Алис вздохнула. Она пришла к выводу, что невозможно скрыть ее растущий интерес к опасно привлекательному шевалье.
— Это было очень любезно с вашей стороны, мадам, устроить, чтобы он был моим партнером на балу в последнюю ночь, — с благодарностью признала она. — Он много говорил со мной, рассказывал о своем предыдущем пребывании в Святой Земле, об ужасной борьбе, которая шла там… осадах и страшной битве при Хаттине. — Иден заметила непривычную мягкость в ее глазах, когда та продолжила: — Кажется, в тот ужасный день он потерял какую-то женщину. Я не могу сказать точнее, потому что он хоть и начал говорить об этом, но вдруг неожиданно замолчал и не хотел рассказывать дальше. Боюсь, кто бы она ни была, она очень много значила… и до сих пор много значит… поскольку, хотя он и говорил со мной чрезвычайно любезно, я чувствовала, что его слова обращены не ко мне…
Беренгария решила приободрить ее:
— Тогда к кому же? Вы слишком скромны… Не правда ли, Иден?
Иден, которая начала быстро приходить в себя после вспышки подозрительности, случившейся с ней на крепостных стенах Мэйтгрифона, не собиралась показывать этого.

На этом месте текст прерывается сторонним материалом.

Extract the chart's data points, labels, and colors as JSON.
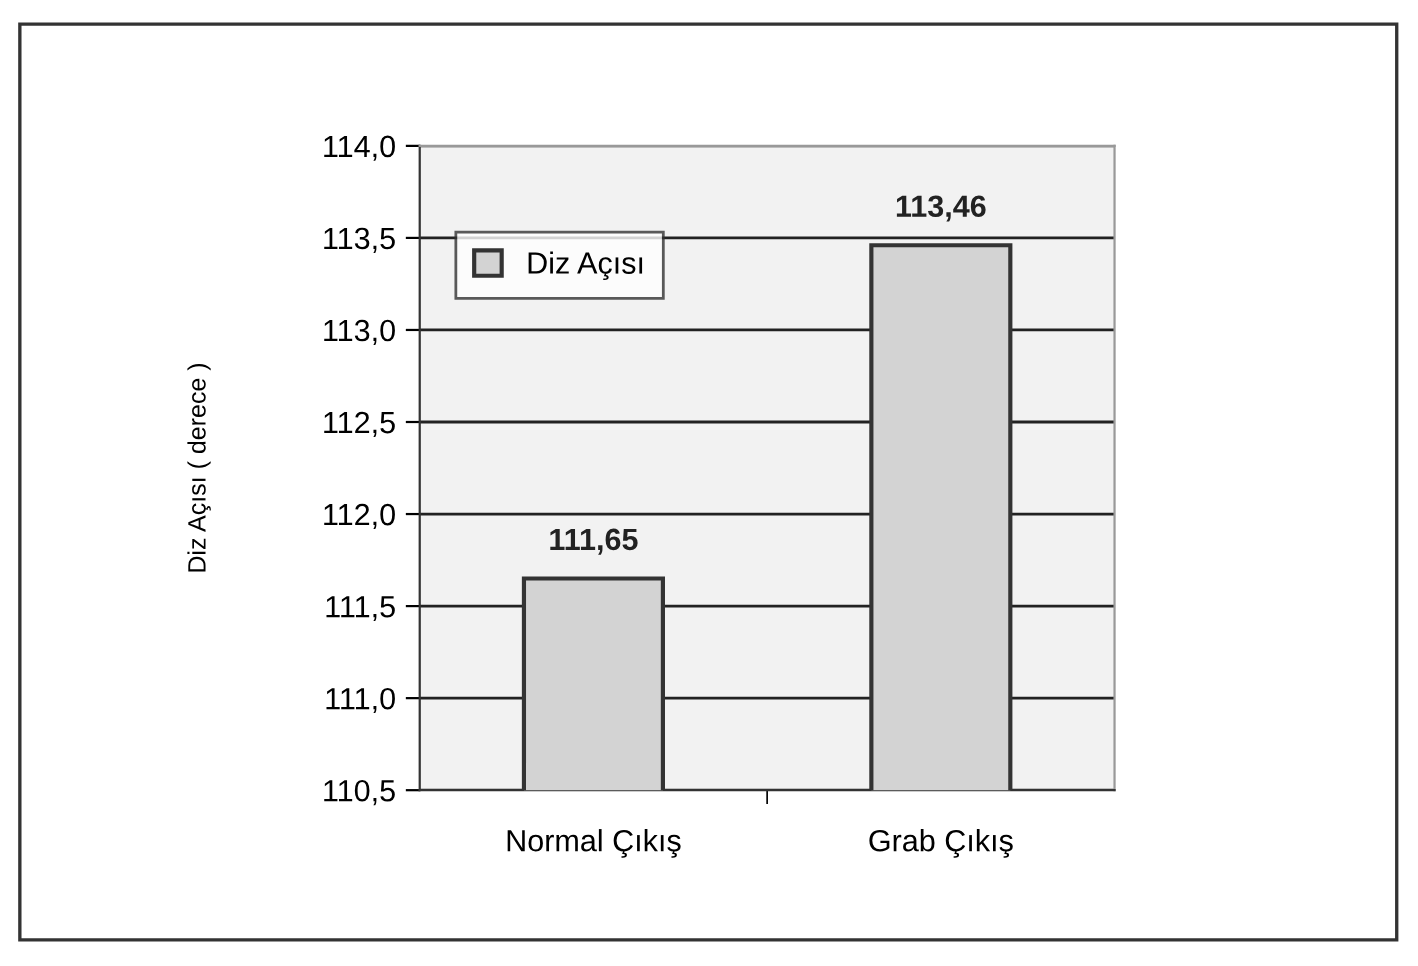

— Я ничего не знаю о сердечных привязанностях шевалье, мне ли судить об этом? — безразлично заметила она, внимательно изучая белые барашки на гребнях волн. Чувствуя оценивающий взгляд Алис, она добавила, чтобы сменить тему: — Похоже, надвигается шторм.

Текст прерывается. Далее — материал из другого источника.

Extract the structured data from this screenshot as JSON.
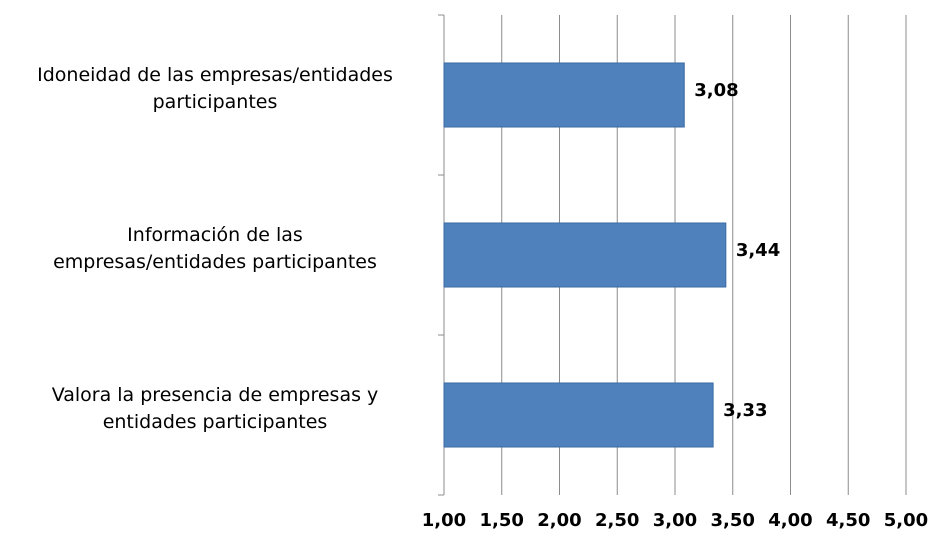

Беренгария, которая до сих пор отлично себя чувствовала, заметила, как перед ней начинает возникать угрожающий призрак морской болезни. Она тоже уставилась в мрачные воды.

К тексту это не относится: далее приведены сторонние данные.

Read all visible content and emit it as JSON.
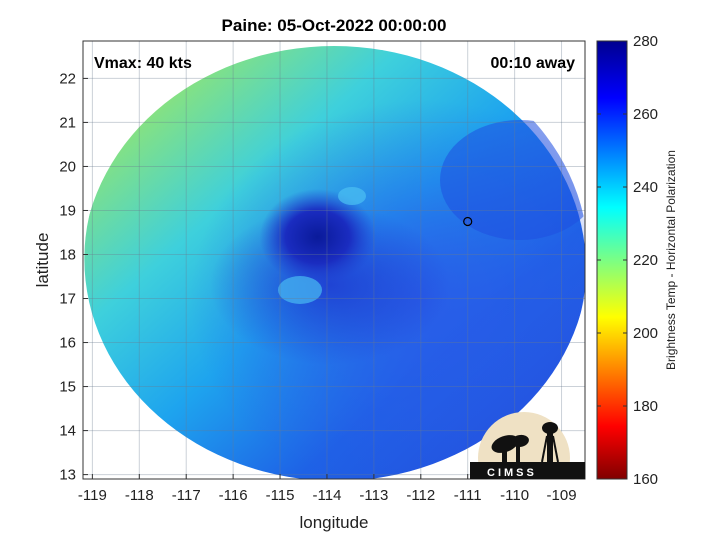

— Да нет, пожалуй, — с надеждой сказала она. — Это только маленькие белые лошадки. Забавный эффект, не правда ли?
Иден не ответила.
Часом позже единственной общей проблемой стала морская болезнь. Шторм действительно начался. Корабль, который казался таким крепким и надежным, гнулся, трясся, трещал и разламывался на куски, захваченный руками самого сатаны, не иначе. Вокруг него ревела и пенилась пучина, ветер так наигрывал на своей ужасной волынке, что для ушей перепуганных пассажиров это казалось хохотом морских дьяволов, ожидавших в глубине несметное число неисповеданных христианских душ. Удержать румпель было невозможно. Его привязали, чтобы как-то закрепить, но толстый канат лопнул, как тонкая шелковая нить, когда корабль в очередной раз провалился в бездну. Возносимые к небу молитвы смешивались с адскими завываниями ветра.